We still had a long ways to go and I nearly shouted that we should keep moving, but I held my tongue. On his next go Marc-André moved quickly across the slab, pausing for just a moment before stabbing his left foot out and with a yell throwing his left hand to an unseen hold. As he hit the hold his body sagged and I thought he was off, but he pulled himself back in and scampered over to the belay as we both shouted in excitement.

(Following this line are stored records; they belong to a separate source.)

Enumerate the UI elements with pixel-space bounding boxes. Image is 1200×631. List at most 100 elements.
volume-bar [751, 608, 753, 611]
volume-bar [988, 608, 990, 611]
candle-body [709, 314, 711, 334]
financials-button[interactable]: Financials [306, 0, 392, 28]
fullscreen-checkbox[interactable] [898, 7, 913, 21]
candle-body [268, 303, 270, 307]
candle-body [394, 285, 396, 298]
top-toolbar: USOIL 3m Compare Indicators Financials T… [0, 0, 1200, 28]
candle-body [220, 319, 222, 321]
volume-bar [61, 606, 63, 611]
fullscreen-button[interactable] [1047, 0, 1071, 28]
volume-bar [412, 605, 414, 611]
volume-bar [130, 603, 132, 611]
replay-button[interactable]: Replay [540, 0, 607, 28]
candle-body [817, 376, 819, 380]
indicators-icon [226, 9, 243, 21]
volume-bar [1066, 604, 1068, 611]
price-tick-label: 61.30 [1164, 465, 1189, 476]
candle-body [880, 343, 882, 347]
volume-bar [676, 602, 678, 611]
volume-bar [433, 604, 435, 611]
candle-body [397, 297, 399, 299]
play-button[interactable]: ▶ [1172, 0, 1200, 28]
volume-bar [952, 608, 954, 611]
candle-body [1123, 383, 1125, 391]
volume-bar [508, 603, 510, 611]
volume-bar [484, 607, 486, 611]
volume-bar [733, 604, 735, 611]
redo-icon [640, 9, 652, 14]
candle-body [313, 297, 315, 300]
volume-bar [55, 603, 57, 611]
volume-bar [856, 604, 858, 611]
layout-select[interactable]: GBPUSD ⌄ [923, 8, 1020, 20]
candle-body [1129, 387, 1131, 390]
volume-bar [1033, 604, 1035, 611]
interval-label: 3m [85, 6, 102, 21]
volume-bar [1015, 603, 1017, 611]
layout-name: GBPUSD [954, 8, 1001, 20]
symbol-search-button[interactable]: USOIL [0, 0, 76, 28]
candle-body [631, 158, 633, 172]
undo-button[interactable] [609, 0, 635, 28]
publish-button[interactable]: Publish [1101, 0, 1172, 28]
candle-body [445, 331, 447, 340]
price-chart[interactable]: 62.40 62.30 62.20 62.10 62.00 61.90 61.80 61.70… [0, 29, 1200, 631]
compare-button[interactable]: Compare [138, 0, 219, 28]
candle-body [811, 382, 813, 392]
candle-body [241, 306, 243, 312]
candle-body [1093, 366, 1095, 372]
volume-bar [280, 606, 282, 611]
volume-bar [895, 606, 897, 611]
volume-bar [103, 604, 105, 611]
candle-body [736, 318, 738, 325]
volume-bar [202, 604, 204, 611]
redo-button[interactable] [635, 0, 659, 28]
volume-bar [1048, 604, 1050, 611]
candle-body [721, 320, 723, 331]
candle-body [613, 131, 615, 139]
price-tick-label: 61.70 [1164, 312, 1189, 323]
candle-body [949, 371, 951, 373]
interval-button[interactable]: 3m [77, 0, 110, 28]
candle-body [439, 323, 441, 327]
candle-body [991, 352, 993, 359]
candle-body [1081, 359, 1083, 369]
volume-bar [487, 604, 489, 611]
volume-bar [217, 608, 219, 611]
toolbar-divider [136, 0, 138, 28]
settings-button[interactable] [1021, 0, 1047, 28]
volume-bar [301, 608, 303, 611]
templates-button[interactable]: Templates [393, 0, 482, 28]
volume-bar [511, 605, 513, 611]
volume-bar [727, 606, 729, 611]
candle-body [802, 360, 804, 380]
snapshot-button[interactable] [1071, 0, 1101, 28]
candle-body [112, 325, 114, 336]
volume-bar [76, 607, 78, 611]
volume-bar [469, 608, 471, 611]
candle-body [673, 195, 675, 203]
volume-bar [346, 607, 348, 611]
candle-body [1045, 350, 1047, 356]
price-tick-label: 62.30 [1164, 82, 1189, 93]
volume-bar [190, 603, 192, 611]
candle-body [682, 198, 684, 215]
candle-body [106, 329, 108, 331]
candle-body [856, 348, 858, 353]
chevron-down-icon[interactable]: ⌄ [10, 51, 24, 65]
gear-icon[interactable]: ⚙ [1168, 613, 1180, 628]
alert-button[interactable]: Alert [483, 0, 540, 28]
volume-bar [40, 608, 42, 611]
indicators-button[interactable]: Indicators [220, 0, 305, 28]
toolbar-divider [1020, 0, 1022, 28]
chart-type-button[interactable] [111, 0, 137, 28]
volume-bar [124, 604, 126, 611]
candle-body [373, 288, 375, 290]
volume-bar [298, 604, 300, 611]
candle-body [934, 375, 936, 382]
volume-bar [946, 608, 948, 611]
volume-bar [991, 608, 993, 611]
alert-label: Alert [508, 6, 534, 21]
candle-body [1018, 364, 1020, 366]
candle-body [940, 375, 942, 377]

Above the crux we continued quickly on easier terrain. By the time we reached the summit mushroom the sun was low in the sky and the weather had changed considerably. A constant wind blew from the west and thick clouds roiled all around us. Beautiful WI4 hero-sticks up a half-pipe of rime delivered us to an easier slope and finally the summit. I stood on top in disbelief. A small break appeared in the clouds and I looked west over the Southern Ice Cap, washed in the last light of the day. The imposing north face of Cerro Torre broke out of the mist, flying toward us above a sea of clouds like some mythical ice-encrusted battleship. Then it was gone as the clouds engulfed us once again. It was hard to leave such a magical moment and place, but it was clear we didn’t belong. With night falling fast, we quickly began our descent.

Eight and half hours later we pulled our ropes for the last time and stumbled to our camp on the glacier. We crawled into our sleeping bags, brewed up a hot drink, and smoked a celebratory cigarette. The jagged silhouettes of the Chaltén massif materialized out of the starry, black sky and we watched our second sunrise of the day. I put down my camera, opened my eyes wide, snapped a mental image, and fell into a deep slumber.

Summary: First integral ascent and first free ascent of Titanic (950m, VI 7b M6 90°) on the east buttress of Torre Egger, September 2016, by Marc-André Leclerc, Canada.